Les associations patronales réclament un rattrapage en immigration pour combler la rareté de la main-d’œuvre et le retard pris en raison de la fermeture des frontières durant la pandémie.

Leur consensus s’établit à 80 000 par an, mais la présidente des Manufacturiers et exportateurs, Véronique Proulx, serait prête à aller jusqu’à 90 000. C’est presque le double du seuil actuel de 50 000 par an.

Le gouvernement Legault n’a pas donné sa réponse officielle. Mais le PQ fixe sa barre où ?

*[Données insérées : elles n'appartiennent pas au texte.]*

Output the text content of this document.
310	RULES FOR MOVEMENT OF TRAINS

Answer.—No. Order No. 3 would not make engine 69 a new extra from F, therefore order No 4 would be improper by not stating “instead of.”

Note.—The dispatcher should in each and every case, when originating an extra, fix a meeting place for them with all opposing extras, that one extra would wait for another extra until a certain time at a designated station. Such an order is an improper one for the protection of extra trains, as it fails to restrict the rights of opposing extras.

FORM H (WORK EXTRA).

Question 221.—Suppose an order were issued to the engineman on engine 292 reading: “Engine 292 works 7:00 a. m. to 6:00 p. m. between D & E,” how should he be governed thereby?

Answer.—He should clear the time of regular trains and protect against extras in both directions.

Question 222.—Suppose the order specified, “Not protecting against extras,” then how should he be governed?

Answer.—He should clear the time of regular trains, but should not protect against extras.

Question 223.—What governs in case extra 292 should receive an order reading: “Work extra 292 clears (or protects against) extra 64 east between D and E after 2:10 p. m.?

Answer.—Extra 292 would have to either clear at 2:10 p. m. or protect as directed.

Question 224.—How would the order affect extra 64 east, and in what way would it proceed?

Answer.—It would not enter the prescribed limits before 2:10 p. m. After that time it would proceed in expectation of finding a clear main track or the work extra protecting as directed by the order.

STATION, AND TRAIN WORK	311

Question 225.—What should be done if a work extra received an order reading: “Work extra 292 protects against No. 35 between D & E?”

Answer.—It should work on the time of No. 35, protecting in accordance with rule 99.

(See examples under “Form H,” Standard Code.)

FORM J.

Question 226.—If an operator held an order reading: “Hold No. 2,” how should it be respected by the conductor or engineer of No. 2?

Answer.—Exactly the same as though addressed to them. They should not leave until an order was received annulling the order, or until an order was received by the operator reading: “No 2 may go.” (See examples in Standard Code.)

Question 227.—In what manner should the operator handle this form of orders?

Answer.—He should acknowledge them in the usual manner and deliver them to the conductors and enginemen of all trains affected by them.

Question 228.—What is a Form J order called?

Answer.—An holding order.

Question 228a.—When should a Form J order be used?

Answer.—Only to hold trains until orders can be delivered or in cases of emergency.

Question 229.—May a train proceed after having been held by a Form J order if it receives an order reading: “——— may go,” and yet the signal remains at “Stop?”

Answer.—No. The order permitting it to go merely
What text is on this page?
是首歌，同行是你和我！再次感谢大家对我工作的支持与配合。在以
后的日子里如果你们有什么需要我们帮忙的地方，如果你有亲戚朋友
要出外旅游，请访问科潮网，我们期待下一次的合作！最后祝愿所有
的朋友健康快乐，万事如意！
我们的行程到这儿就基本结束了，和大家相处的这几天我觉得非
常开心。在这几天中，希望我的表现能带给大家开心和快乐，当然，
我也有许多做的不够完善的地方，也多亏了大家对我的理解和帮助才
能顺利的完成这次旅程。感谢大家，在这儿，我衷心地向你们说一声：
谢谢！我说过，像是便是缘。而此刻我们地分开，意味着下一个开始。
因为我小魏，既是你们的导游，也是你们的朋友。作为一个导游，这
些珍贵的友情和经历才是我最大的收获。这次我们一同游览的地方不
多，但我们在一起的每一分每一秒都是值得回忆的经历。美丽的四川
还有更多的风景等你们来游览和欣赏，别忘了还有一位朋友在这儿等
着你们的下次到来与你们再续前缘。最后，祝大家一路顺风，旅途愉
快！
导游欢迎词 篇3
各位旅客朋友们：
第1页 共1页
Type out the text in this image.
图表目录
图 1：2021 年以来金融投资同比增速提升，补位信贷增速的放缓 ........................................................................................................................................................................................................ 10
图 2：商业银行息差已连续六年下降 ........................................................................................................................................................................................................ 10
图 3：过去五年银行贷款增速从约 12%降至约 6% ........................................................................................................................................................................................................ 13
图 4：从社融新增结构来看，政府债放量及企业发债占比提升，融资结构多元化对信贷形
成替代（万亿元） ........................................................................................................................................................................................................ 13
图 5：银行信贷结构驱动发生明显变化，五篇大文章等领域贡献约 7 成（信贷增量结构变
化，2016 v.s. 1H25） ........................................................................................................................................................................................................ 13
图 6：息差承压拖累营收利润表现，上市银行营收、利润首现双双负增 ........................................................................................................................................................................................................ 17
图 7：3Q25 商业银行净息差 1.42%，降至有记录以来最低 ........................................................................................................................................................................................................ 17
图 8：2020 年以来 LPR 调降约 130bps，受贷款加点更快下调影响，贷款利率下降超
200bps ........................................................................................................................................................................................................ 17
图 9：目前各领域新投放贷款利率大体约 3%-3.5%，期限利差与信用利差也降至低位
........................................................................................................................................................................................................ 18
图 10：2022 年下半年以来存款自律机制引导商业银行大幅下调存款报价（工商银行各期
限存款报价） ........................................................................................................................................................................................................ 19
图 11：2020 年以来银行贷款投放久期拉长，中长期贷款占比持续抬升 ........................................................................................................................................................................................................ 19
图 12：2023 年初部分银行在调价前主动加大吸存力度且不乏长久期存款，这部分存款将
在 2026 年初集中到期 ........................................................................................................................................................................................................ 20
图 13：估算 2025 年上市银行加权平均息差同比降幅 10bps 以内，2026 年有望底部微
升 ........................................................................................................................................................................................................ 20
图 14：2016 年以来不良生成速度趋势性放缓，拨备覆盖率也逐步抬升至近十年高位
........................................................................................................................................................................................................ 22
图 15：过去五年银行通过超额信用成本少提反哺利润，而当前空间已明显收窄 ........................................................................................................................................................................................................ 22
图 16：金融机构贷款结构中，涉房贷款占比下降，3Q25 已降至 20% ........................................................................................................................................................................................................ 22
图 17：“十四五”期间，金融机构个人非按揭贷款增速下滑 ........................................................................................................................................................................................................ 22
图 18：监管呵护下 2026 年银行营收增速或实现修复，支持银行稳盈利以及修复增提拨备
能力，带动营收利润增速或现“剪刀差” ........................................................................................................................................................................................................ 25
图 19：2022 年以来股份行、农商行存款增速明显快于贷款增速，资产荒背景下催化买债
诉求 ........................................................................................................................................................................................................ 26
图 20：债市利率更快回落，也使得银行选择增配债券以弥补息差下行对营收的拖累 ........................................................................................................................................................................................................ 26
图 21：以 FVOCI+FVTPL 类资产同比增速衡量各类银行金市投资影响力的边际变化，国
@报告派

Paul St-Pierre Plamondon réitère qu’il s’est engagé à fixer le seuil acceptable pour sa formation d’ici à la campagne électorale.

Durant la campagne électorale de 2018, la Coalition avenir Québec niait la pénurie de main-d’œuvre et s’était engagée à réduire le seuil d’immigration, avec le slogan « en prendre moins, mais en prendre soin ». Le seuil d’immigration avait d’abord été réduit, puis avait ensuite de nouveau été ajusté à la hausse.